The stock sold off on the October 6th and the 7th supporting the theory “they” were going to sell on the news regardless of the Results. The fact that the KD was less that .8 log number the Analysts were implying intensified the selling.
Keeping the 3mg and 4mg number Blinded until September is the reason every event was sold into and every rally was sold into as well. “They” were waiting for the announcement that ARC-520 was a Failure.
We know the tone changed from an ARC-520 mono therapy to a Combination therapy. Giving fuel to the idea ARC-520 was a failure. In my opinion Arrowhead was questioning continuing on with ARC-520 the way they had designed the clinical studies. Here is why
We know that they had approval to begin the US study on Apr 13, 2015. The next month they started the study. The original completion date was October 2015 but, was moved to June 2016.

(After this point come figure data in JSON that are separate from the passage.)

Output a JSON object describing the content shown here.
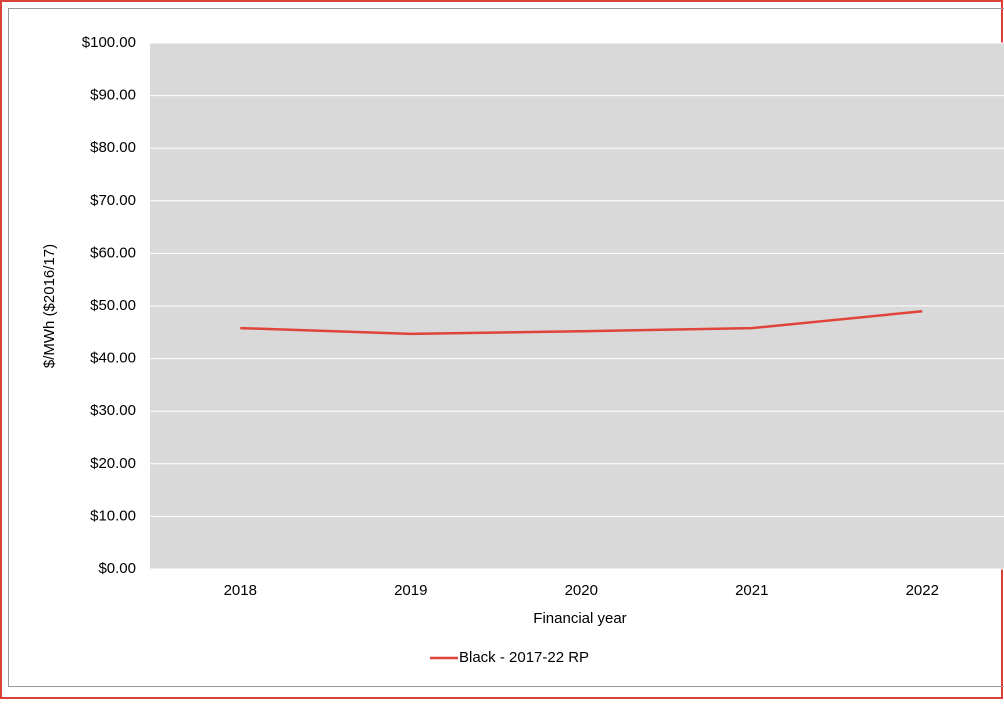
{
  "chart_data": {
    "type": "line",
    "x_label": "Financial year",
    "y_label": "$/MWh ($2016/17)",
    "categories": [
      "2018",
      "2019",
      "2020",
      "2021",
      "2022"
    ],
    "series": [
      {
        "name": "Black - 2017-22 RP",
        "color": "#e0443a",
        "values": [
          45.8,
          44.7,
          45.2,
          45.8,
          49.0
        ]
      }
    ],
    "ylim": [
      0,
      100
    ],
    "yticks": [
      {
        "value": 0,
        "label": "$0.00"
      },
      {
        "value": 10,
        "label": "$10.00"
      },
      {
        "value": 20,
        "label": "$20.00"
      },
      {
        "value": 30,
        "label": "$30.00"
      },
      {
        "value": 40,
        "label": "$40.00"
      },
      {
        "value": 50,
        "label": "$50.00"
      },
      {
        "value": 60,
        "label": "$60.00"
      },
      {
        "value": 70,
        "label": "$70.00"
      },
      {
        "value": 80,
        "label": "$80.00"
      },
      {
        "value": 90,
        "label": "$90.00"
      },
      {
        "value": 100,
        "label": "$100.00"
      }
    ],
    "grid": true,
    "legend": "bottom"
  }
}
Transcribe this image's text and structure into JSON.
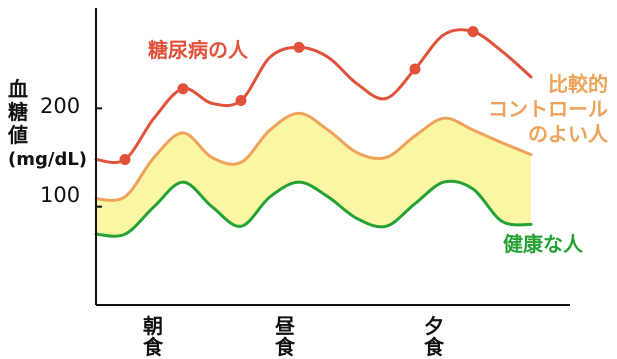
{
  "chart_data": {
    "type": "line",
    "ylabel": "血糖値",
    "yunit": "(mg/dL)",
    "y_ticks": [
      {
        "value": 100,
        "label": "100"
      },
      {
        "value": 200,
        "label": "200"
      }
    ],
    "ylim": [
      0,
      300
    ],
    "categories": [
      {
        "label": "朝食",
        "x": 2
      },
      {
        "label": "昼食",
        "x": 7
      },
      {
        "label": "夕食",
        "x": 12
      }
    ],
    "xlim": [
      0,
      16
    ],
    "series": [
      {
        "name": "糖尿病の人",
        "color": "#e0523a",
        "x": [
          0,
          1,
          2,
          3,
          4,
          5,
          6,
          7,
          8,
          9,
          10,
          11,
          12,
          13,
          14,
          15
        ],
        "values": [
          148,
          148,
          190,
          220,
          205,
          208,
          252,
          262,
          252,
          225,
          210,
          240,
          275,
          278,
          258,
          232
        ],
        "markers": [
          1,
          3,
          5,
          7,
          11,
          13
        ]
      },
      {
        "name": "比較的\nコントロール\nのよい人",
        "color": "#eea25a",
        "band_color": "#fbf6a4",
        "x": [
          0,
          1,
          2,
          3,
          4,
          5,
          6,
          7,
          8,
          9,
          10,
          11,
          12,
          13,
          14,
          15
        ],
        "values": [
          108,
          110,
          150,
          175,
          150,
          145,
          178,
          195,
          178,
          155,
          150,
          172,
          190,
          178,
          165,
          153
        ],
        "values_lower": [
          72,
          72,
          100,
          125,
          100,
          80,
          110,
          125,
          110,
          88,
          80,
          103,
          125,
          118,
          85,
          82
        ]
      },
      {
        "name": "健康な人",
        "color": "#26a235",
        "x": [
          0,
          1,
          2,
          3,
          4,
          5,
          6,
          7,
          8,
          9,
          10,
          11,
          12,
          13,
          14,
          15
        ],
        "values": [
          72,
          72,
          100,
          125,
          100,
          80,
          110,
          125,
          110,
          88,
          80,
          103,
          125,
          118,
          85,
          82
        ]
      }
    ]
  }
}
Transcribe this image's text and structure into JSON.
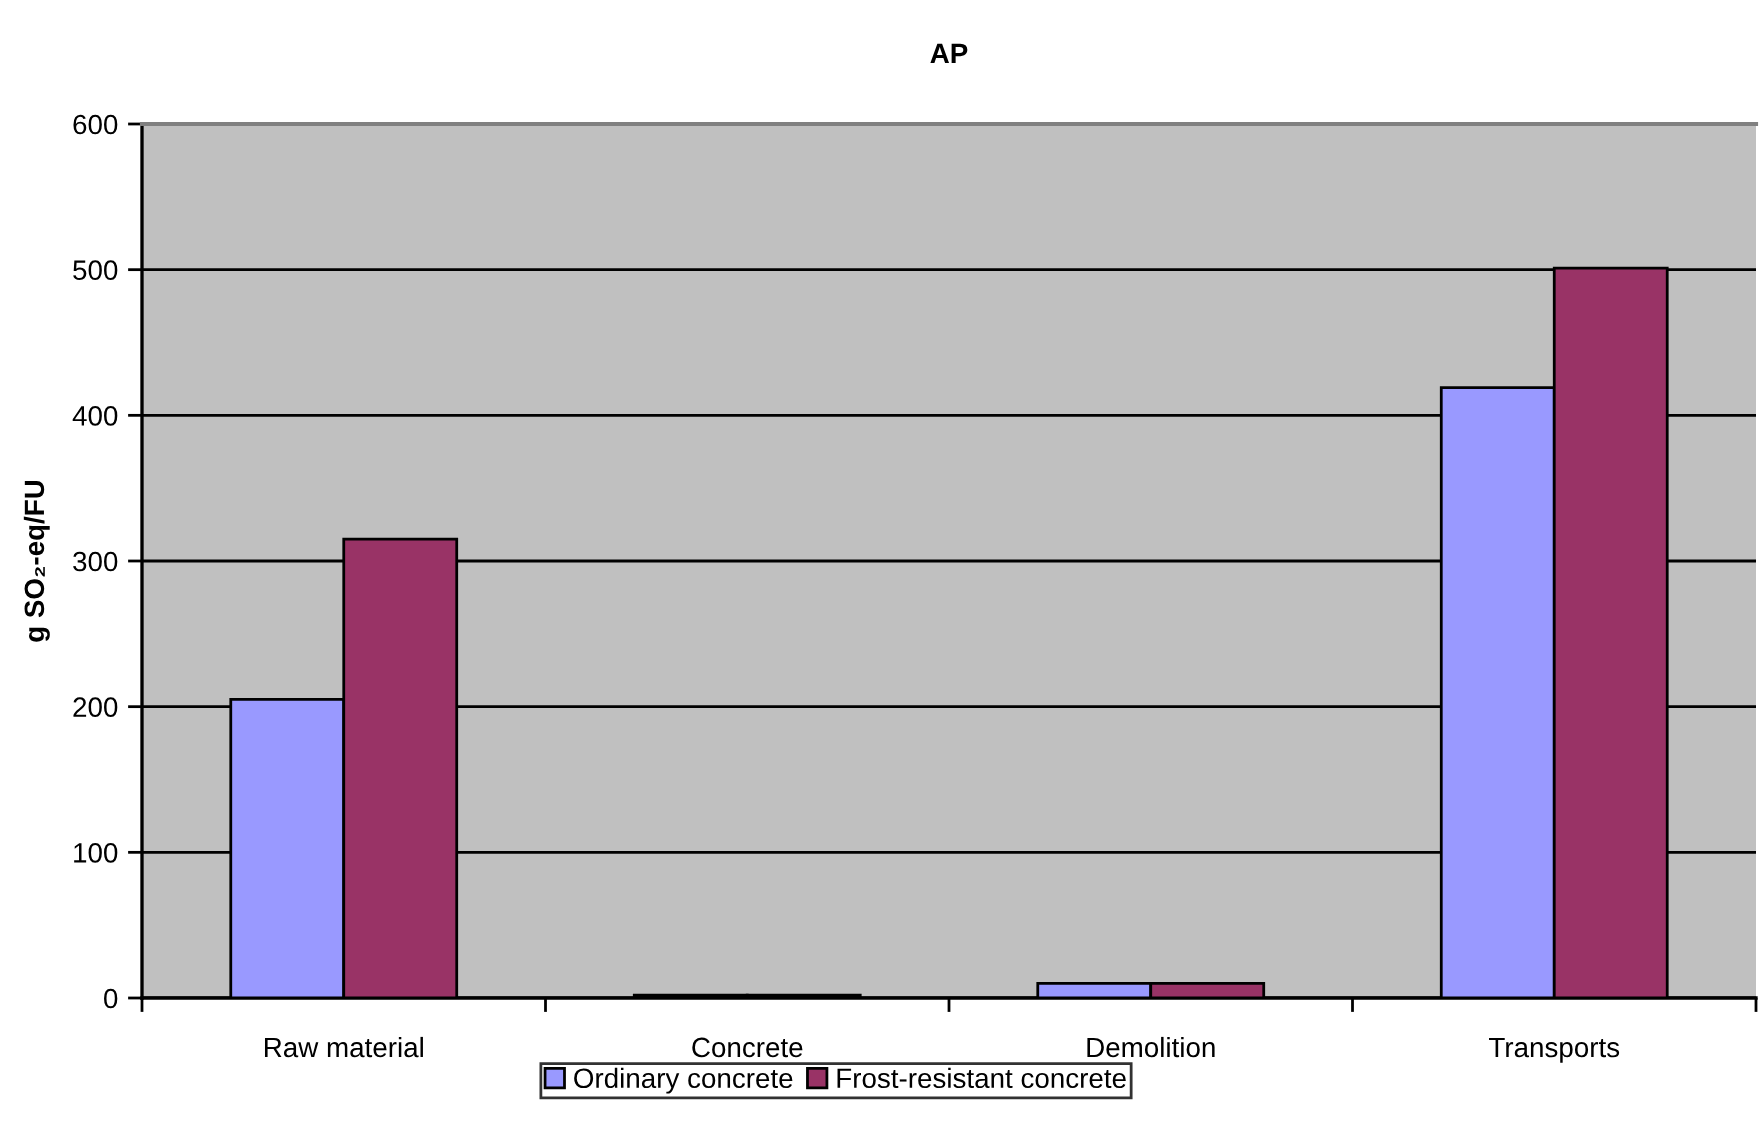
{
  "chart_data": {
    "type": "bar",
    "title": "AP",
    "ylabel": "g SO₂-eq/FU",
    "categories": [
      "Raw material",
      "Concrete",
      "Demolition",
      "Transports"
    ],
    "series": [
      {
        "name": "Ordinary concrete",
        "color": "#9999ff",
        "values": [
          205,
          2,
          10,
          419
        ]
      },
      {
        "name": "Frost-resistant concrete",
        "color": "#993366",
        "values": [
          315,
          2,
          10,
          501
        ]
      }
    ],
    "ylim": [
      0,
      600
    ],
    "yticks": [
      0,
      100,
      200,
      300,
      400,
      500,
      600
    ],
    "grid": "y",
    "legend": "bottom"
  }
}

Jun 17, 2015 Arrowhead Receives Regulatory Clearance to Begin Heparc-2002-3
The study Start Date is not the next month but, was delayed until October 2015
My theory is between May-September Arrowhead was considering just moving forward with ARC-520 in Monarch and leaving the mono therapy testing to ARC-521. Once they got the KD they expected with ARC-520 and saw the immune response in the 7 chimps they decided a mono therapy with ARC-520 was back on the table. They moved quickly to start these studies and decided to do an open label extension study of Heparc-2001.
This takes us up to AD
Between September 17 and September 28 the IBB dropped about 20%. Arrowheads Analyst Day landed right in the middle of this decline. With the previous run-up’s failing; people saw this as an easy short. Personally I watched in disbelief as the price ticked lower. I expected the buying to overwhelm the sellers and the price to rocket higher as the shorts screamed let me out.
In summary:
The reason for the current price is
1) Expectations were 2 high before October 8th 2014.
2) Keeping the 3mg and 4mg results blinded for the better part of a year
3) Delaying the start of the multi dose studies
4) Timing of Data release
5) A 30% drop in the IBB + a 20%+ drop in the Russell 2000 = ARWR is in the most hated sector after oil. Currently many small biotech stocks are trading near cash.